Estoy L. April 11, 2017
Where I live, we don't boil the clams--toughens them. They just need to come to heat.
ginampen November 26, 2012
Great staple recipe. I was skeptical of adding the horseradish and tested it on a sample first before adding it to the whole pot. It was the ingredient that set the recipe apart instantly taking it from average to wonderful!
oregon C. October 28, 2012
Finally made this -- had to use the only clam juice & clams available in my area & it was great. Really hearty & we loved the kick of the red pepper flakes & horseradish. My husband loves New England style but I never make it because my waistline hates it -- he was very happy with your version.

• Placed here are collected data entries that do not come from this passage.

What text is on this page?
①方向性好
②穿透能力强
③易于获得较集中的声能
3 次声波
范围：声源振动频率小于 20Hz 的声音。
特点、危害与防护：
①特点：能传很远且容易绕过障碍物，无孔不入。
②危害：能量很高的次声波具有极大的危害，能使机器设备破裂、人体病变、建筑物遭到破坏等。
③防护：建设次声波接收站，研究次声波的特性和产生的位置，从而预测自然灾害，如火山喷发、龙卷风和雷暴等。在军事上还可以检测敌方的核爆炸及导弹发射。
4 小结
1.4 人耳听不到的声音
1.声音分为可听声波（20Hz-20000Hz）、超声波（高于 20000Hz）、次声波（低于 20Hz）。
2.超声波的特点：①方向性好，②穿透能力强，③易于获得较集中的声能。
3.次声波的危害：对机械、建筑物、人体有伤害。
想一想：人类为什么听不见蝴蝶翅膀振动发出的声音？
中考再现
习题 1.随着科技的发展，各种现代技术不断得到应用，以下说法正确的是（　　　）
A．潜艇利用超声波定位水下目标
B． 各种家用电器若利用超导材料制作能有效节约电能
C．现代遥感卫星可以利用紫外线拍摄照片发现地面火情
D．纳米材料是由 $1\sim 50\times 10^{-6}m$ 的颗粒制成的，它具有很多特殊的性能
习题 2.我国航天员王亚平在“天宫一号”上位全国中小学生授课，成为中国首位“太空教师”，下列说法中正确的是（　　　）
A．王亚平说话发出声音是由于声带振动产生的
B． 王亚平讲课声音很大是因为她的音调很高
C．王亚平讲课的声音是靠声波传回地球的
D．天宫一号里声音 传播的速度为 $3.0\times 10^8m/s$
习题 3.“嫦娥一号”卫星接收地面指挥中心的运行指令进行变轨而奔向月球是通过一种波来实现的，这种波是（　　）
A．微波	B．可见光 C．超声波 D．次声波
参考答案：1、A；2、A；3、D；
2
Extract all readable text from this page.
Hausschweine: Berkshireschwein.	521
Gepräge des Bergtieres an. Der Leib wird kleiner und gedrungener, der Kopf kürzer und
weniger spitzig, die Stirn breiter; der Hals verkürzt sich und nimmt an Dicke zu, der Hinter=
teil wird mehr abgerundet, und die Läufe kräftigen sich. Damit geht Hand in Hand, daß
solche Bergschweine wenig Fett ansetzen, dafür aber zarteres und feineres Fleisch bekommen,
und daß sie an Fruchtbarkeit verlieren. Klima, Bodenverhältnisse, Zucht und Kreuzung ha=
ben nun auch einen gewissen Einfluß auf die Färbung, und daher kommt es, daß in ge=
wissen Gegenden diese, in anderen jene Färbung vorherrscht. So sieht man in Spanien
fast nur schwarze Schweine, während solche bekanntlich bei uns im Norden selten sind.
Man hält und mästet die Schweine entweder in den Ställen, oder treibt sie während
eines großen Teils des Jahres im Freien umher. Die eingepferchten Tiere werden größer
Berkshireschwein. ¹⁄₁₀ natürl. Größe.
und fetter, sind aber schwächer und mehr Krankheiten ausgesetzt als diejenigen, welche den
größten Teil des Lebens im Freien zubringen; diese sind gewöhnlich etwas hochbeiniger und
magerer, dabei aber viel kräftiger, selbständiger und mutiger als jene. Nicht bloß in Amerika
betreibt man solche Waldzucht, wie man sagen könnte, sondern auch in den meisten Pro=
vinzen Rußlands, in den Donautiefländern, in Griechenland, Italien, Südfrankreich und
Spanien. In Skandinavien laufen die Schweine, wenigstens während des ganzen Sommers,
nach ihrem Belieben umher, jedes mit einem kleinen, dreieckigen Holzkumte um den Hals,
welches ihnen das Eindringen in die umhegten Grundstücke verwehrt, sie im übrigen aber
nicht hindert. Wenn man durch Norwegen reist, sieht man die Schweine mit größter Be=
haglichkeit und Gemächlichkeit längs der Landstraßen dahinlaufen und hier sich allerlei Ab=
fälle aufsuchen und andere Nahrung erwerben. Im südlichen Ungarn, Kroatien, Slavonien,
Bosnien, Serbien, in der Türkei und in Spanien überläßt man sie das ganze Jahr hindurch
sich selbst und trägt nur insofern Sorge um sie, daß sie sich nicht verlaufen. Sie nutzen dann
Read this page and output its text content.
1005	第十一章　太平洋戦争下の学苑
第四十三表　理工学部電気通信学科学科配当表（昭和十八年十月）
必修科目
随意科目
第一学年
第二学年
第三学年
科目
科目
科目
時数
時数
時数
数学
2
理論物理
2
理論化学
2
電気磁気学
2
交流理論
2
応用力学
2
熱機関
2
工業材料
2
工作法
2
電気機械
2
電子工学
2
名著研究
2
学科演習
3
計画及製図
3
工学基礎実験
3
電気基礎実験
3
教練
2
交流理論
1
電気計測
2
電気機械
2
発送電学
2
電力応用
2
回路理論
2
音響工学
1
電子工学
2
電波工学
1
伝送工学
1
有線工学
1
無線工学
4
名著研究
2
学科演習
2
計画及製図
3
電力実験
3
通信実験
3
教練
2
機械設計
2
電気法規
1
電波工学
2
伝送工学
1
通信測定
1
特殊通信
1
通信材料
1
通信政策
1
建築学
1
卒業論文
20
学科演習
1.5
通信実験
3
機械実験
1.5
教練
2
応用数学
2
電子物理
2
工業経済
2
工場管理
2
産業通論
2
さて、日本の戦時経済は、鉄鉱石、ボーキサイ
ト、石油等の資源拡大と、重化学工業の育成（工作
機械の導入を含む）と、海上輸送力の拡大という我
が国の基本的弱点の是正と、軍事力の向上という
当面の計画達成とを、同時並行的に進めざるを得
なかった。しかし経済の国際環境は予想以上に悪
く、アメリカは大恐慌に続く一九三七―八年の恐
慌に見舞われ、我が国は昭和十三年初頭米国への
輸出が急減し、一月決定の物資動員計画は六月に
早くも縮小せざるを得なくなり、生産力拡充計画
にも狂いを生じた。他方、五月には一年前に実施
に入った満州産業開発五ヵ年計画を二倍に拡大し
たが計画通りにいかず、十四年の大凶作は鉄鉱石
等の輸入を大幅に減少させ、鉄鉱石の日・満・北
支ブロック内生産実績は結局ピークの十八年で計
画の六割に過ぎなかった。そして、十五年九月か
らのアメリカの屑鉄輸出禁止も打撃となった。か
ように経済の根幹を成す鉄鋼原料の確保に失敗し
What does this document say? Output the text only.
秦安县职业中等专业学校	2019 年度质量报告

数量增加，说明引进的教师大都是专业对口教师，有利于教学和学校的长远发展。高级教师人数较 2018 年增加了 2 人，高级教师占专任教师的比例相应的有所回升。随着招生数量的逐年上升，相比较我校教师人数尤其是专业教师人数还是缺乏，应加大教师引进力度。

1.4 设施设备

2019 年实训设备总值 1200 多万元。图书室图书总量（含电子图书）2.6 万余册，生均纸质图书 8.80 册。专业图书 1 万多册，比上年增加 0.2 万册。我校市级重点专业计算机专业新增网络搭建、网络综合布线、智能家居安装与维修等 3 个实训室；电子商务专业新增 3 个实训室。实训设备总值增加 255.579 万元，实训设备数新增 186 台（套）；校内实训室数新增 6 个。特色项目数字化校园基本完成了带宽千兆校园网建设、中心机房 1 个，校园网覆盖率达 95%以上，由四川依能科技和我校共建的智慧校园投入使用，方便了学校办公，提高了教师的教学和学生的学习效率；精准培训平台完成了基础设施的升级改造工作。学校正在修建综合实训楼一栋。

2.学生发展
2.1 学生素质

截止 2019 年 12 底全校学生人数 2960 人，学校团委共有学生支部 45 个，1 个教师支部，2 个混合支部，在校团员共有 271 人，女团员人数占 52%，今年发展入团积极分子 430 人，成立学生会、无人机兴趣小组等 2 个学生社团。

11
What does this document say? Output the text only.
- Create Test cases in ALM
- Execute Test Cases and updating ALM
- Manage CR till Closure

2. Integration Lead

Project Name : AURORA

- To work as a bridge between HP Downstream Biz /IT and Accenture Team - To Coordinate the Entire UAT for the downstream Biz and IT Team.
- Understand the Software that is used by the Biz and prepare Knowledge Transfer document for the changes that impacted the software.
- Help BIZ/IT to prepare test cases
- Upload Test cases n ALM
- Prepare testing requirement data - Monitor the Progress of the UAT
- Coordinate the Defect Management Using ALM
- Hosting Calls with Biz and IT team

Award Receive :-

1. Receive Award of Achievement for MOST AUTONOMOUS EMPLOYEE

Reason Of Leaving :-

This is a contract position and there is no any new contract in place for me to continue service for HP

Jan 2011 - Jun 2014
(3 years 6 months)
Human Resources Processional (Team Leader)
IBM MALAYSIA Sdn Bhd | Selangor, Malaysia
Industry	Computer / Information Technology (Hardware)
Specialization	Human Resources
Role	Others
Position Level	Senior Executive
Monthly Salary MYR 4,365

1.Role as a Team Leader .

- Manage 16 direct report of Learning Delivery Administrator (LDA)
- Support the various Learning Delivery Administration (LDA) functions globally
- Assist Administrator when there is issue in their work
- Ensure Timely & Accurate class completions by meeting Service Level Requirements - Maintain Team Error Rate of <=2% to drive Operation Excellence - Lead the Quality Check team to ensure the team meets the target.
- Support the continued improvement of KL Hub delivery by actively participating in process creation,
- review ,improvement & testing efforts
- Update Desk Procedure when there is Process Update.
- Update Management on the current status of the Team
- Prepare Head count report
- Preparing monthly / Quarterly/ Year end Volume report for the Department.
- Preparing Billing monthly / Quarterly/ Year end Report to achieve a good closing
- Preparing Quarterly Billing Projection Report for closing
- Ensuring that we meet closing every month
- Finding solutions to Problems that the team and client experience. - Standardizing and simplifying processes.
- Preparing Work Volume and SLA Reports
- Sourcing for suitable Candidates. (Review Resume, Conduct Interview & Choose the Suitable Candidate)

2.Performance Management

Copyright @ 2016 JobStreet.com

1natalplum February 5, 2012
Even though I love New England clam chowder, I rarely eat it because of the excessive dairy and calories. This recipe looks like a great balance of flavor (bacon!) and healthy ingredients. The fact that it is pantry ready is a bonus. Can't wait to try it!
Third F. February 4, 2012
I grew up loving my mom's New England clam chowder and had never tried the Manhattan variation. I just finished my very first bowl of this, and it won't be my last. It was delicious! Unfortunately, I couldn't find Bar Harbor clams or clam juice at any of my local markets including trips to two area Whole Foods stores. I used the best I could find, as well as the recommended Pomi tomatoes. I'm going to make the New England version tomorrow for a Downton Abbey marathon that I'm having for a few of my friends who, like me, aren't into the Super Bowl. I know... it's hardly an English inspired menu, but I'm hardly a purist when it comes to food.